For FCP: In the Menu >> Easy Set-up >> HDV Apple intermediate codec 1080i 50.

or use iMovie (which automatically sets itself up the same as above).

I thought that FCP was able to do native HDV editing, as opposed to non-native like iMovie or Premier that use intermediate codecs.

I have been looking to purchase FCP for this reason but now that you mention this, I don't know if this is the only way for the HV-10 or because it is the easier way to do it on FCP.

Thanks,
Luis

Evan C. King
December 5th, 2006, 12:56 AM
FCP 5 and up definetly has native hdv, you can' use the intermediate if you want but there is native hdv too.

Javier Salinas
December 5th, 2006, 05:04 AM
Yes Lee it's PAL.

Thanks for the suggetions guys. I captured some clips on HDV already and looks cool.

Now the problem is that FCP divides the clip in subclips when I capture. It's divided on the different takes that I recorded. For example: I named the clip "Moon" and I got "Moon-1", "Moon-2", "Moon-3", "Moon-4" and so on. I'd like to have all the takes on the same clip.

How can I avoid that? Is it a setting that I should change on the camera or in FCP?

Thank you in advance!!

Tomas Chinchilla
December 5th, 2006, 07:22 PM
When you open "log and capture" you'll see it's got 3 tabs on the top right "Clip Settings", uncheck "Create new clip on Start/Stop" and that should fix your problem.

Lee Wilson
December 6th, 2006, 02:43 AM
I thought that FCP was able to do native HDV editing


Sure does.

Javier Salinas
December 6th, 2006, 05:25 AM
Thank you Tomas, but I'm not upgraded yet. I still work with 5.0 and it doesn't have this option.

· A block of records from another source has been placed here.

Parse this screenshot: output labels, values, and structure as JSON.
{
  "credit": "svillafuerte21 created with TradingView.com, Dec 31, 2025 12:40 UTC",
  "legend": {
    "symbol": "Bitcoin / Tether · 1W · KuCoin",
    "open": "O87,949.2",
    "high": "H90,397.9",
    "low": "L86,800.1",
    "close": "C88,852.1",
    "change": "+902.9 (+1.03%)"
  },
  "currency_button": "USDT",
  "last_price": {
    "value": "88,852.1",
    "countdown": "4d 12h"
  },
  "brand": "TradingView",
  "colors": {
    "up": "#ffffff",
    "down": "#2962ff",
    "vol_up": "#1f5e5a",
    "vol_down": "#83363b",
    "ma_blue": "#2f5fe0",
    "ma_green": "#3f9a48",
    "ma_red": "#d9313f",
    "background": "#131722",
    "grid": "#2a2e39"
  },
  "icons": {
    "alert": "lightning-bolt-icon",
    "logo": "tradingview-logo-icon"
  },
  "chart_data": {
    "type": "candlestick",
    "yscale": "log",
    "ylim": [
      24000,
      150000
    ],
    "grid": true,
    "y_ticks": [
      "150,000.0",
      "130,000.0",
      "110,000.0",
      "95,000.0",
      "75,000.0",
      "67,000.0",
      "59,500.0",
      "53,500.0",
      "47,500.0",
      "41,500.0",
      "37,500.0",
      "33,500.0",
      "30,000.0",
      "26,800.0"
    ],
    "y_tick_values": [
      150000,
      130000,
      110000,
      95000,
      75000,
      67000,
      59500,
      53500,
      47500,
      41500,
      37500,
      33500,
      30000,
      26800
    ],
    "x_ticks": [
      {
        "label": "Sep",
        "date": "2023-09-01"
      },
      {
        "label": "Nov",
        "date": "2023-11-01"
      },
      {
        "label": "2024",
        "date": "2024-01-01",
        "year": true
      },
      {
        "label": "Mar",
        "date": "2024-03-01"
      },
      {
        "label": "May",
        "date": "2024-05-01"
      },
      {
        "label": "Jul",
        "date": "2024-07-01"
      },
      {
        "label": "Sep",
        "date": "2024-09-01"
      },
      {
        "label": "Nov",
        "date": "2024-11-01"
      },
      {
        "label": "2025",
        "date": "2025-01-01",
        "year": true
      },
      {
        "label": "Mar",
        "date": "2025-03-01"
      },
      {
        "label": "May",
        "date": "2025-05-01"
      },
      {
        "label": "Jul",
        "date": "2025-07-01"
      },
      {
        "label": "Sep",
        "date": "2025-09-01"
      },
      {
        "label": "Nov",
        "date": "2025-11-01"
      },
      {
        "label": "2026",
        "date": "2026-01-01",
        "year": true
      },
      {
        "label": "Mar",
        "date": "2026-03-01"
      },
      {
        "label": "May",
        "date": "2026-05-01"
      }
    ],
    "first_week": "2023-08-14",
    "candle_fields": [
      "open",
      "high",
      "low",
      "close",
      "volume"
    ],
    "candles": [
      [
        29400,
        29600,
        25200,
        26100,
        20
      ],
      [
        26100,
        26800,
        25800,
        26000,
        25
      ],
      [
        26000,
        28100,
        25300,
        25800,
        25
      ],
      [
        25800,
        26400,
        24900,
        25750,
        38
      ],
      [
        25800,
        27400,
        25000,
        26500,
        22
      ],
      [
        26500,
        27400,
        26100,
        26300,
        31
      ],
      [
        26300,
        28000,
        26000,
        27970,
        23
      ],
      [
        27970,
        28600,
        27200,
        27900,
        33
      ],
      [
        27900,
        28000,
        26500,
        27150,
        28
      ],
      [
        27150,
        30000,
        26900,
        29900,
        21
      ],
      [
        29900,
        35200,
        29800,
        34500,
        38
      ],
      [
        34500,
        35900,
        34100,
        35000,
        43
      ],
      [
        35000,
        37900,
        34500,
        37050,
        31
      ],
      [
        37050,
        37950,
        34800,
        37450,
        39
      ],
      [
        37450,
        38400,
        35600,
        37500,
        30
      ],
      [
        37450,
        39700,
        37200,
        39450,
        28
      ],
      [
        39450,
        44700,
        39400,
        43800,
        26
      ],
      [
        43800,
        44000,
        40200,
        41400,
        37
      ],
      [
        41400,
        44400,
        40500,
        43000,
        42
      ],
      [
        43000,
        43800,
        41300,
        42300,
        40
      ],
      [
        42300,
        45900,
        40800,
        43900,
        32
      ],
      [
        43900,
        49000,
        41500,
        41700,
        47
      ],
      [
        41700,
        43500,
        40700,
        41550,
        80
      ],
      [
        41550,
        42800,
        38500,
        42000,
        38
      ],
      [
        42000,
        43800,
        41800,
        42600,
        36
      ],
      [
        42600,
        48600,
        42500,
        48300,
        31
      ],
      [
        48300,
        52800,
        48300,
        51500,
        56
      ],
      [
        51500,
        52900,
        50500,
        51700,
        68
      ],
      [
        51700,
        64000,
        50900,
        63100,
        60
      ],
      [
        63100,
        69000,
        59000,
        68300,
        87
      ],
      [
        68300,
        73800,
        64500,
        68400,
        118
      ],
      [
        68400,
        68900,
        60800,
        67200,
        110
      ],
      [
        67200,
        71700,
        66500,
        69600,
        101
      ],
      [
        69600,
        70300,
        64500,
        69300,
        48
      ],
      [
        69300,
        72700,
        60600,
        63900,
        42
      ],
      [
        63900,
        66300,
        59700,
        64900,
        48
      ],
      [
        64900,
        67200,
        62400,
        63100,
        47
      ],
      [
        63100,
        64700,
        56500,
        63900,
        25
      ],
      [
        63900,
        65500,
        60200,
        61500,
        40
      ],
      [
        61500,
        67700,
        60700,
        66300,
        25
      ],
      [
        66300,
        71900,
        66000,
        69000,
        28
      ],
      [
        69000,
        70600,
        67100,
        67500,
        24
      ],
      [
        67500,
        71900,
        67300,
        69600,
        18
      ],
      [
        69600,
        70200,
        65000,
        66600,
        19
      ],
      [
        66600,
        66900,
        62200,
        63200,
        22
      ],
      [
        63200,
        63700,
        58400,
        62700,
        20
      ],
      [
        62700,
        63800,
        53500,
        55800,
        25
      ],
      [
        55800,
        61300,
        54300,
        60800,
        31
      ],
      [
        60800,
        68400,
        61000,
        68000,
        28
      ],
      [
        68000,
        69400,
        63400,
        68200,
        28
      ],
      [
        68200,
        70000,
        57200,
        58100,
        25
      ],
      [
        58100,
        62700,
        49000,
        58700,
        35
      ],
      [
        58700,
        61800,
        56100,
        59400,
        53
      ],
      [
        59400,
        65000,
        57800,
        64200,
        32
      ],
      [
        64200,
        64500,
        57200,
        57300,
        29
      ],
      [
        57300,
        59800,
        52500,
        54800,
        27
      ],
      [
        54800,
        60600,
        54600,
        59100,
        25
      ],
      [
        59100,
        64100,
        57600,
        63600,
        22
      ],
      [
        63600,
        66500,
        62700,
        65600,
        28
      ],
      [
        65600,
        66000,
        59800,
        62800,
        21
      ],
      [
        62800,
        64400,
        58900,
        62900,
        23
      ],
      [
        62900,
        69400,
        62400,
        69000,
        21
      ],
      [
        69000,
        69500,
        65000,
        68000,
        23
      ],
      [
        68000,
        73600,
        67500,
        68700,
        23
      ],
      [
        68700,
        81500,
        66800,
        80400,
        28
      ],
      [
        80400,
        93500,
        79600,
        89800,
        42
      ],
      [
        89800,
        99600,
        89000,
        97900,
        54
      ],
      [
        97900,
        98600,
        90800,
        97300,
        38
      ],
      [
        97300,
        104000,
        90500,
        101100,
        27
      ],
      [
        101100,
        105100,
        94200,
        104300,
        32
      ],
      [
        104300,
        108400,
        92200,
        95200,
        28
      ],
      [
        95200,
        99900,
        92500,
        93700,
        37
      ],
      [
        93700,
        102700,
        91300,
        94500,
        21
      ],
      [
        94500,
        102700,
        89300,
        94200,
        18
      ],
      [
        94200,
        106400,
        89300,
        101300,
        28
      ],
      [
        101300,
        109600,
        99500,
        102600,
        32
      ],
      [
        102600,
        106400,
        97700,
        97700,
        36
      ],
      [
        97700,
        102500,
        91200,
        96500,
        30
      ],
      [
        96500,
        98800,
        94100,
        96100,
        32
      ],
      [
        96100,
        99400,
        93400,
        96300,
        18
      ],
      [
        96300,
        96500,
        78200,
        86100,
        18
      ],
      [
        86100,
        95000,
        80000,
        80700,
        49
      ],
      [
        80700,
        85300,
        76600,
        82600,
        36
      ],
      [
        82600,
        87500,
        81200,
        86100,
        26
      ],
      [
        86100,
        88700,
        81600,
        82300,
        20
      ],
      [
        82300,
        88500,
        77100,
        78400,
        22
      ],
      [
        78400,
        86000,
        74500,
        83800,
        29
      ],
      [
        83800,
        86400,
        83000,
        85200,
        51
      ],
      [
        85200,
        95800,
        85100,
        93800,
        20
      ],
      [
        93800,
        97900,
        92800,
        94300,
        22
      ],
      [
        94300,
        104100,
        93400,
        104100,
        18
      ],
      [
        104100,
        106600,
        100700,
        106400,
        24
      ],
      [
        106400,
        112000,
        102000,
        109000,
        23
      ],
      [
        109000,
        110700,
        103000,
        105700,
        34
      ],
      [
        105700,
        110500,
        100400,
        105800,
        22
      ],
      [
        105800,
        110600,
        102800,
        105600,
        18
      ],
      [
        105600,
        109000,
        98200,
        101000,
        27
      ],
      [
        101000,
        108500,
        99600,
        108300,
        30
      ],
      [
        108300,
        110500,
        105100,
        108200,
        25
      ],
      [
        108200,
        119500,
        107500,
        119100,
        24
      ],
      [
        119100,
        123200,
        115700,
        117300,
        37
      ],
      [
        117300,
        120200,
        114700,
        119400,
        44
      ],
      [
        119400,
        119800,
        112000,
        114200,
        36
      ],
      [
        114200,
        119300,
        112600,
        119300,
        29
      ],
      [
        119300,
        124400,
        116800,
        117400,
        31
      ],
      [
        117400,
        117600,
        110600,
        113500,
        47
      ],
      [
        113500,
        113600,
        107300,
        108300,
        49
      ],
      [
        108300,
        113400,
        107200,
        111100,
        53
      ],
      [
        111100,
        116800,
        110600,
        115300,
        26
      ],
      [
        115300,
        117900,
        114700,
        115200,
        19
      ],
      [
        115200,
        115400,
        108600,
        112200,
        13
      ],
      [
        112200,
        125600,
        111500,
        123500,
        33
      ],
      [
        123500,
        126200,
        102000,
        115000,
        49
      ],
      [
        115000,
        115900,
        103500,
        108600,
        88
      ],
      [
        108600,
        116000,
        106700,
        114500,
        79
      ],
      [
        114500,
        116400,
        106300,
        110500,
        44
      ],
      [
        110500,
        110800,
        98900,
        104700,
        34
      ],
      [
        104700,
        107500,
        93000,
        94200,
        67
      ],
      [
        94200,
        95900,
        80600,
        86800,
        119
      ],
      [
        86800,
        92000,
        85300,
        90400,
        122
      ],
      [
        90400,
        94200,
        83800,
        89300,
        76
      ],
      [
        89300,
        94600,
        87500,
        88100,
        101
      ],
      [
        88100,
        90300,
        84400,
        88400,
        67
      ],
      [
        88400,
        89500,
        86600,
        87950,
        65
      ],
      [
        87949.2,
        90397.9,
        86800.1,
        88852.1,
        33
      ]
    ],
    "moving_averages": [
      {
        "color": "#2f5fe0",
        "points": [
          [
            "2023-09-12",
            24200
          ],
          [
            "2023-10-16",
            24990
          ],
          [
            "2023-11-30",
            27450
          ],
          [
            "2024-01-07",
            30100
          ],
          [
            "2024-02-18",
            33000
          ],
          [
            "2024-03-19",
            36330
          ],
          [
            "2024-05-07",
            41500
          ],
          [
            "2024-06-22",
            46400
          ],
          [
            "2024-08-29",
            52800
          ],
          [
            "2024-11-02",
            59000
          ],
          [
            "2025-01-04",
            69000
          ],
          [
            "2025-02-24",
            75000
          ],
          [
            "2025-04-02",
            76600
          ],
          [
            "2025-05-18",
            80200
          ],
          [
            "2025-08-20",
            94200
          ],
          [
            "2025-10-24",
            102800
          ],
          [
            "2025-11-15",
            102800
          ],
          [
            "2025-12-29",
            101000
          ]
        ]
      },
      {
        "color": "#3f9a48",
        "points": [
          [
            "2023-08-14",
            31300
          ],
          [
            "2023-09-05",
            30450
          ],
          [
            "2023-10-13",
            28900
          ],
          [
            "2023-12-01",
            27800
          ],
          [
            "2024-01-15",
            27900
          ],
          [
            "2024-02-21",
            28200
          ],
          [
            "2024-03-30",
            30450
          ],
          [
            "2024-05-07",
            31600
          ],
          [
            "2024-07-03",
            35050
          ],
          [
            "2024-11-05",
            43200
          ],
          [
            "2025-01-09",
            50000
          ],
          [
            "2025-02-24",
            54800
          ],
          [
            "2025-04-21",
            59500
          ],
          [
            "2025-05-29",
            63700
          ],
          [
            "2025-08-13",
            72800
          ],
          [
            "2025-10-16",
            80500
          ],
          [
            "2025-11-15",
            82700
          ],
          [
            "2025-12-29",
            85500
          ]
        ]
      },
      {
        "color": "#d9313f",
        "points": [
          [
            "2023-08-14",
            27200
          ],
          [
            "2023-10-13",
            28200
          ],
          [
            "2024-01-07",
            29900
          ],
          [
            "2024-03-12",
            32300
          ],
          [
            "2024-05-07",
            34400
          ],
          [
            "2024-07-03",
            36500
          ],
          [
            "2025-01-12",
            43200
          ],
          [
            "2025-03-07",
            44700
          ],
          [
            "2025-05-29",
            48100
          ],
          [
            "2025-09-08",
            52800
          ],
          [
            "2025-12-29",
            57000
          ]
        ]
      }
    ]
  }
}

Any other idea? I've check a few posts from another users with the same problem but nothing new.

Thanks!

Luis A. Diaz
December 6th, 2006, 01:39 PM
Sure does.

Lee:

I presume that if it does native it will require a powerful Mac at least a G5 with dual core at least 2Ghz with lots of ram, maybe 2-4 Gigs and a fast video card.

Will a Mac Pro with Intel dual core 2.66GHz and 2Gig of Ram fit the bill for smooth, no bogdown, native editing in real time????

My Mac is a single processor PowerPc G5 1.8GHz with 512 MB of Ram and nVidia GeForce Fx5200. I think that is the bare minimum FCP will run.

Thanks,
Luis

Lee Wilson
December 6th, 2006, 07:58 PM
Lee:

I presume that if it does native it will require a powerful Mac at least a G5 with dual core at least 2Ghz with lots of ram, maybe 2-4 Gigs and a fast video card.

'Native' usually is easier on FCP and not harder.

HDV is 25mbps - DV is 25mbps they both are stored in the same area on the same tape format - HDV is not much more of a strain on your system that good ol' DV - HDV (MPEG-2) is simply more efficient than DV encoding.

A good computer will make life easier but you do not have to sell the house to edit HDV. Many people edit on systems much lower than those specs.

Will a Mac Pro with Intel dual core 2.66GHz and 2Gig of Ram fit the bill for smooth, no bogdown, native editing in real time????

Certainly, keep the timeline in FCP set up the same as your footage and you should have no problems, I edit on a 2hz G4 with 1 gig of ram and have had no problems.